Dick Bove Celebrates New Home, Debuts 'Manifesto'

Dick Bove is back in business.

The country's most quotable bank analyst has a new home, a new manifesto and a lot of optimism about the industry's future. On Wednesday, he predicted that banks are about to enjoy a 14-year surge in profits.

"There's something wrong with bank analysis. … This industry did come back," he told a room full of journalists Wednesday. "We're going to see fourteen years of higher earnings."

The three-course lunch was hosted by his new employers, Rafferty Capital Markets, as a sort of comeback party for Bove and a press conference for his new "Banking Manifesto." His son, Joe, passed copies of the 167-page document around a long dining table, and Bove spoke about it for almost two hours while reporters ate filet mignon and apple galettes.

Bove is generally, though not exclusively, optimistic about the banking industry. At one point last year, he simultaneously complained about Wells Fargo's (WFC) customer service and recommended buying the bank's stock, because Wells Fargo wasn't "getting bogged down by offering service."

He told journalists on Wednesday that he has no "sell" ratings on any of the banks he covers at Rafferty, and only two "hold" ratings: Wells Fargo and State Street (STT), because their stock prices are too high.

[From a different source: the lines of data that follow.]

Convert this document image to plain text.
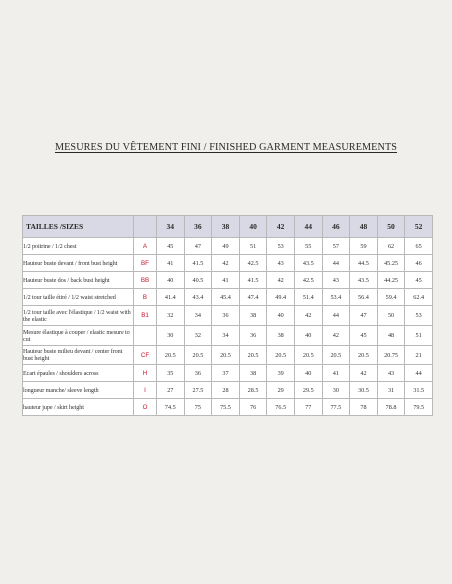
MESURES DU VÊTEMENT FINI / FINISHED GARMENT MEASUREMENTS
TAILLES /SIZES		34	36	38	40	42	44	46	48	50	52
1/2 poitrine / 1/2 chest	A	45	47	49	51	53	55	57	59	62	65
Hauteur buste devant / front bust height	BF	41	41.5	42	42.5	43	43.5	44	44.5	45.25	46
Hauteur buste dos / back bust height	BB	40	40.5	41	41.5	42	42.5	43	43.5	44.25	45
1/2 tour taille étiré / 1/2 waist stretched	B	41.4	43.4	45.4	47.4	49.4	51.4	53.4	56.4	59.4	62.4
1/2 tour taille avec l'élastique / 1/2 waist with the elastic	B1	32	34	36	38	40	42	44	47	50	53
Mesure élastique à couper / elastic mesure to cut		30	32	34	36	38	40	42	45	48	51
Hauteur buste milieu devant / center front bust height	CF	20.5	20.5	20.5	20.5	20.5	20.5	20.5	20.5	20.75	21
Ecart épaules / shoulders across	H	35	36	37	38	39	40	41	42	43	44
longueur manche/ sleeve length	I	27	27.5	28	28.5	29	29.5	30	30.5	31	31.5
hauteur jupe / skirt height	O	74.5	75	75.5	76	76.5	77	77.5	78	78.8	79.5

But when he sees something he dislikes, Bove rarely pulls punches. He once called Wal-Mart's (WMT) banking ambitions "an abortion," and had a long-running feud with the former BankAtlantic Bancorp after he predicted that the company was at risk of failing.

Bove's previous firm, Rochdale Securities, imploded last year after a trader was arrested for fraud. After fielding offers from 10 different firms, he chose Rafferty for its exclusive focus on research. The firm will also allow Bove to continue working from his home in Lutz, Fla.

On Wednesday, Bove presided over a three-course lunch in a midtown Manhattan steakhouse, the kind of place where waiters poured miniature glass bottles of Diet Coke into hefty crystal tumblers. Dapper in a vest and tie, the 71-year-old analyst left the food to his guests and spoke without many notes, standing at the head of a long table in the restaurant's private dining room.

He ambled through the contents of his manifesto, effortlessly fielding questions and interruptions, and occasionally swerving into topics like the fertility rate in Milan, the poor hitting performance of Yankees slugger Alex Rodriguez and the diverging population trends of Christian versus Muslim countries.

But it all came back to banking. Investment banking has a lot of growth ahead of it, Bove told reporters, and big companies like Bank of America (BAC) and Citigroup (NYSE:C) are due for a long run-up in their stock prices and in their profits, in part because they have been struggling with both for so long.

"Do you think Bank of America's going to go out of business? … If it's not, then do you think the mortgage lawsuits will go away eventually?" he asked one guest, referring to the massive backlog of claims filed by private and government buyers of B of A's mortgage-backed securities.

And if it's safe to assume that the bank won't go out of business and will eventually resolve those claims, Bove concluded, "So why should they matter?"